Spacers are incorporated to introduce flexibility and distance between functional groups and the oligonucleotide hybridization region. These inert molecular linkers reduce steric hindrance, enhancing the efficiency of attached moieties such as dyes or affinity tags. Among the diverse DNA spacers for oligonucleotide synthesis, spacer length and composition can significantly influence molecular accessibility and hybridization performance.
Key applications include but are not limited to: FRET optimization, structural biology studies, and reduction of steric hindrance.
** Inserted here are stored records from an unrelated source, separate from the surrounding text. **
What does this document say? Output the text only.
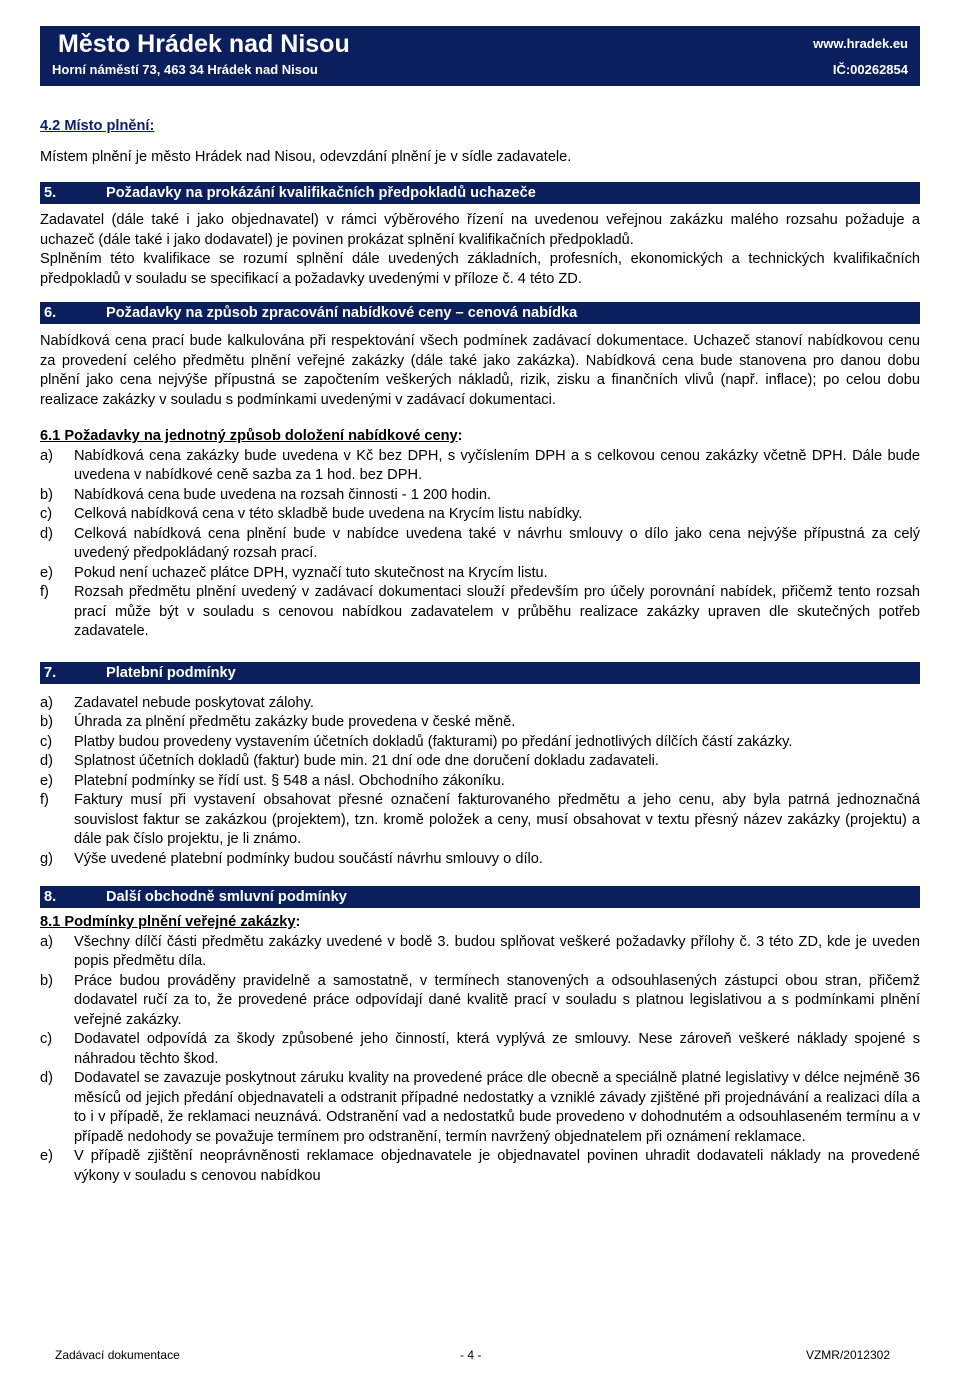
Město Hrádek nad Nisou
Horní náměstí 73, 463 34 Hrádek nad Nisou
www.hradek.eu
IČ:00262854

4.2 Místo plnění:

Místem plnění je město Hrádek nad Nisou, odevzdání plnění je v sídle zadavatele.

5.	Požadavky na prokázání kvalifikačních předpokladů uchazeče

Zadavatel (dále také i jako objednavatel) v rámci výběrového řízení na uvedenou veřejnou zakázku malého rozsahu požaduje a uchazeč (dále také i jako dodavatel) je povinen prokázat splnění kvalifikačních předpokladů.

Splněním této kvalifikace se rozumí splnění dále uvedených základních, profesních, ekonomických a technických kvalifikačních předpokladů v souladu se specifikací a požadavky uvedenými v příloze č. 4 této ZD.

6.	Požadavky na způsob zpracování nabídkové ceny – cenová nabídka

Nabídková cena prací bude kalkulována při respektování všech podmínek zadávací dokumentace. Uchazeč stanoví nabídkovou cenu za provedení celého předmětu plnění veřejné zakázky (dále také jako zakázka). Nabídková cena bude stanovena pro danou dobu plnění jako cena nejvýše přípustná se započtením veškerých nákladů, rizik, zisku a finančních vlivů (např. inflace); po celou dobu realizace zakázky v souladu s podmínkami uvedenými v zadávací dokumentaci.

6.1 Požadavky na jednotný způsob doložení nabídkové ceny:

a)	Nabídková cena zakázky bude uvedena v Kč bez DPH, s vyčíslením DPH a s celkovou cenou zakázky včetně DPH. Dále bude uvedena v nabídkové ceně sazba za 1 hod. bez DPH.
b)	Nabídková cena bude uvedena na rozsah činnosti - 1 200 hodin.
c)	Celková nabídková cena v této skladbě bude uvedena na Krycím listu nabídky.
d)	Celková nabídková cena plnění bude v nabídce uvedena také v návrhu smlouvy o dílo jako cena nejvýše přípustná za celý uvedený předpokládaný rozsah prací.
e)	Pokud není uchazeč plátce DPH, vyznačí tuto skutečnost na Krycím listu.
f)	Rozsah předmětu plnění uvedený v zadávací dokumentaci slouží především pro účely porovnání nabídek, přičemž tento rozsah prací může být v souladu s cenovou nabídkou zadavatelem v průběhu realizace zakázky upraven dle skutečných potřeb zadavatele.
7.	Platební podmínky
a)	Zadavatel nebude poskytovat zálohy.
b)	Úhrada za plnění předmětu zakázky bude provedena v české měně.
c)	Platby budou provedeny vystavením účetních dokladů (fakturami) po předání jednotlivých dílčích částí zakázky.
d)	Splatnost účetních dokladů (faktur) bude min. 21 dní ode dne doručení dokladu zadavateli.
e)	Platební podmínky se řídí ust. § 548 a násl. Obchodního zákoníku.
f)	Faktury musí při vystavení obsahovat přesné označení fakturovaného předmětu a jeho cenu, aby byla patrná jednoznačná souvislost faktur se zakázkou (projektem), tzn. kromě položek a ceny, musí obsahovat v textu přesný název zakázky (projektu) a dále pak číslo projektu, je li známo.
g)	Výše uvedené platební podmínky budou součástí návrhu smlouvy o dílo.
8.	Další obchodně smluvní podmínky

8.1 Podmínky plnění veřejné zakázky:

a)	Všechny dílčí části předmětu zakázky uvedené v bodě 3. budou splňovat veškeré požadavky přílohy č. 3 této ZD, kde je uveden popis předmětu díla.
b)	Práce budou prováděny pravidelně a samostatně, v termínech stanovených a odsouhlasených zástupci obou stran, přičemž dodavatel ručí za to, že provedené práce odpovídají dané kvalitě prací v souladu s platnou legislativou a s podmínkami plnění veřejné zakázky.
c)	Dodavatel odpovídá za škody způsobené jeho činností, která vyplývá ze smlouvy. Nese zároveň veškeré náklady spojené s náhradou těchto škod.
d)	Dodavatel se zavazuje poskytnout záruku kvality na provedené práce dle obecně a speciálně platné legislativy v délce nejméně 36 měsíců od jejich předání objednavateli a odstranit případné nedostatky a vzniklé závady zjištěné při projednávání a realizaci díla a to i v případě, že reklamaci neuznává. Odstranění vad a nedostatků bude provedeno v dohodnutém a odsouhlaseném termínu a v případě nedohody se považuje termínem pro odstranění, termín navržený objednatelem při oznámení reklamace.
e)	V případě zjištění neoprávněnosti reklamace objednavatele je objednavatel povinen uhradit dodavateli náklady na provedené výkony v souladu s cenovou nabídkou
Zadávací dokumentace	- 4 -	VZMR/2012302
Spacers & Linkers Modifications
Spacers and Linkers modifications are essential tools for precisely engineering the physical and functional properties of oligonucleotides. These insertions allow you to adjust the distance between functional groups (e.g., a fluorophore and a quencher) or control the structural flexibility of the molecule. This fine-tuning is critical for optimizing interactions, preventing steric hindrance, and achieving desired biological activity or detection efficiency. In many applications, DNA spacers are incorporated to provide controlled separation while maintaining the structural integrity of the nucleic acid construct.
| Sub-category | Name (full) | Abbreviation / Code | Product Type | Applies to | Position | Function & mechanism (including like products) | Typical applications |
| Carbon spacers | Spacer C3 / C6 / C9 / C12 | Sp C3 / C6 / C12 | Like | DNA / RNA | 5′ / 3′ / Internal | Propyl (C3), hexyl (C6), or dodecyl (C12) carbon chain spacers. Introduce controlled distance between functional groups and the oligonucleotide backbone, reducing steric interference in hybridization or enzyme recognition. A C3 spacer provides minimal separation while preserving efficient molecular interactions. | Probe spacing, linker design, surface immobilization distance control |
| Polyethylene glycol (PEG) spacers | Spacer 9 / 18 / SPC 9 / 12 / 18 | Sp9 / Sp18 | Like | DNA / RNA | 5′ / 3′ / Internal | Triethylene glycol (Sp9) and hexaethylene glycol (Sp18) spacers. Hydrophilic and flexible; more soluble than carbon spacers. Used to improve accessibility of terminal functional groups in solution assays. | Flexible probe design, solution-phase assay optimization, aptamer linker |
| Abasic spacers | dSpacer (abasic site analog) | dSpacer | Like | DNA / RNA | Internal | Synthetic abasic site (tetrahydrofuran-based, dSp). Mimics the natural abasic (AP) site formed after base removal. Used as a substrate for AP endonuclease activity assays and in nick-translation studies. | AP endonuclease assays, DNA repair research, nick-translation substrates |
| Photo-cleavable linkers | PC Linker (Photo-Cleavable Linker) | PC Linker | Like | DNA / RNA | Internal / 5′ | Photolabile nitrobenzyl-based linker that cleaves upon UV irradiation (365 nm). Enables light-controlled release of oligonucleotide payloads or spatiotemporal control of hybridization. | Caged oligos, optogenetics, light-controlled CRISPR, spatiotemporal probe release |
| Branching scaffolds | Trebler (branching unit) | Trebler | Like | RNA | Internal | Introduces a three-way branch point into the oligonucleotide. Allows attachment of three separate sequences or functional groups from a single position — used to create branched DNA/RNA architectures. | Branched nucleic acid nanostructures, signal amplification, multivalent ligand display |
Modification: (dSpacer), 3'Spacer(C3)
Download the order form "Tsingke_DNA_Order Form.1.1.1.250815.csv" for DNA modifications or "Tsingke_RNA_Order Form.1.1.1.250815.csv" for RNA modifications below and email it to info@tsingke.com.cn, or "Send Your Request" to submit your inquiry online. Please refer to "Tsingke_DNA_Modification List_1.1.1.250815.csv" or "Tsingke_RNA_Modification List_1.1.1.250815.csv" sheet to paste special base and internal modification codes in your sequence.
To maintain stability and performance, spacer-modified primers should be stored as follows:
(1) Protect from light: Use opaque or light-blocking containers.
(2) Low temperature: Store at -20°C or below.
(3) Dry conditions: Keep tightly sealed, preferably with a desiccant, to limit moisture and oxidation.
(4) Minimize freeze-thaw cycles: Aliquot upon receipt to avoid repeated freezing and thawing.